Sunday, August 11, 2013
Yes, Jay-Z is a role model, too.
You can't dictate who another race's role models should be. I know it's hard for some white conservatives to understand, but you can't tell black people that their role models need to meet your approval. Well, you can, but we're going to ignore you. No matter how much you think Condoleezza Rice would be better for black youth than Jay-Z, you don't get to make that decision. If it were up to you, do you really think Superfly would have taken hold in the 70s like it did?
Pretty random topic, right? Well, I had a conversation with a lady on Twitter today about this exact thing. I should have been focused on my work, but this was way more interesting. Because what kind of person tells me (as an example, just to make this sentence work) that my role model isn't good enough for them? You've got to have some big balls, lady.
Why shouldn't a kid look up to Jay-Z? The man is rich and famous, and since kids are stupid and shallow these days, that's really all they need to know. But he was a drug dealer, that lady said, and drug dealing rappers who glorify drug dealing are not worthy of role modelhood. I'm paraphrasing, because she was way more long-winded. Also, in my mind, she was wagging her finger at me. "Tut, tut," I think she said.

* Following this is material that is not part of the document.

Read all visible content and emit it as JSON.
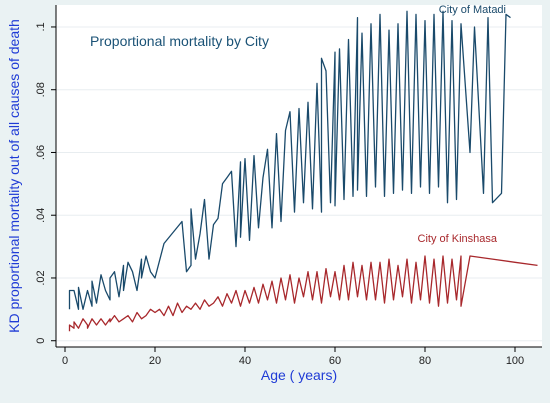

On the surface, she might be right. After all, these are the things that they say about Jay-Z on Fox News, and we all know they're never wrong. At least they picked someone who has rapped about the drug game, unlike the time they went after Common. But yes, Jay-Z did sell drugs - almost 20 years ago. And if the crux of your argument against rappers being role models is something one used to do 20 years ago, you've lost the argument before it even started. I mean, if you picked Nicki Minaj for this debate, I would have agreed with you, unless the goal was for your kids to become clowns. It would have nothing to do with her drug history, because I don't know if she did or didn't. I just wouldn't want my kids to act like that.
Also, let's not start digging into the past of some of these conservative heroes, because I won't even need to leave the decade before I get a hit. But we're talking about Jay-Z.
Anyway, he's changed his life since those days. Yeah, he got a little stabby there at one point, but all in all, he's turned things around. You don't see him getting into fights or arrested for marijuana or gun possession. He built companies, bought others, run other companies, sold those companies, and built more. He's produced movies. He was a minority owner of a sports team, and now, he's a sports agent. A guy that was a drug dealer from Brooklyn. Now, he's got an art film out on HBO and had Samsung buy his album to give away for free. He's married to the biggest singer on the planet. He can call the President. What about his life doesn't make him a role model?
What, the music? You can disagree with the music all you like, but the life story shows people that no matter where you are, no matter what your circumstances, you can change them, and you can get out. However, since you brought up the music, well, for one, I know you haven't listened to any of it. Jay-Z had exactly two albums about drug dealing, and one of those was actually about a movie. The other one was about why you shouldn't become a drug dealer. All of his other albums were about being rich, famous, and sex with women. Money, cash, hoes, in essence. And the time he shot his brother. And that one song about his mom.
So ever since that first album, Jay-Z has rapped about his life after he stopped being a drug dealer. If you're going to accuse him of something, at least know what you're talking about. Now, if you want to get on him for misogyny? Fine, he probably wasn't the best on gender relations. Cussing too much? You got me there. Defending the use of the n-word? We'd be on the same side. I think he's got a lot to be proud of, though. He has a creative mind, a hard-working individual, and knows his business. So if anyone is going to get through to some of these kids, it would be him. They can't say he hasn't been where they've been.
That's not to knock Condoleezza Rice, because she's a role model as well. She's a positive woman who came up during segregation, played all kinds of musical instruments, taught at Stanford, advised two Presidents, and was appointed to the Cabinet; fields that are almost always dominated by men. No shade on Condi at all, even if she does have Bush's stink on her. But to cast Jay-Z aside because of the decisions he made in his past is really discounting his value. Not only that, I guess black people just accept flawed individuals more easily than white conservatives do. One of the benefits of so many of us going to jail, I guess.
The fact that he sold drugs, grew up in a fatherless home, shot his brother, and still managed to become what he is today is what makes him a role model. His life is the life that a lot of kids of all colors see every day. He's not pushing the drug life on kids, he's shining the light of redemption. And if you can't see that, then I don't have anything else for you.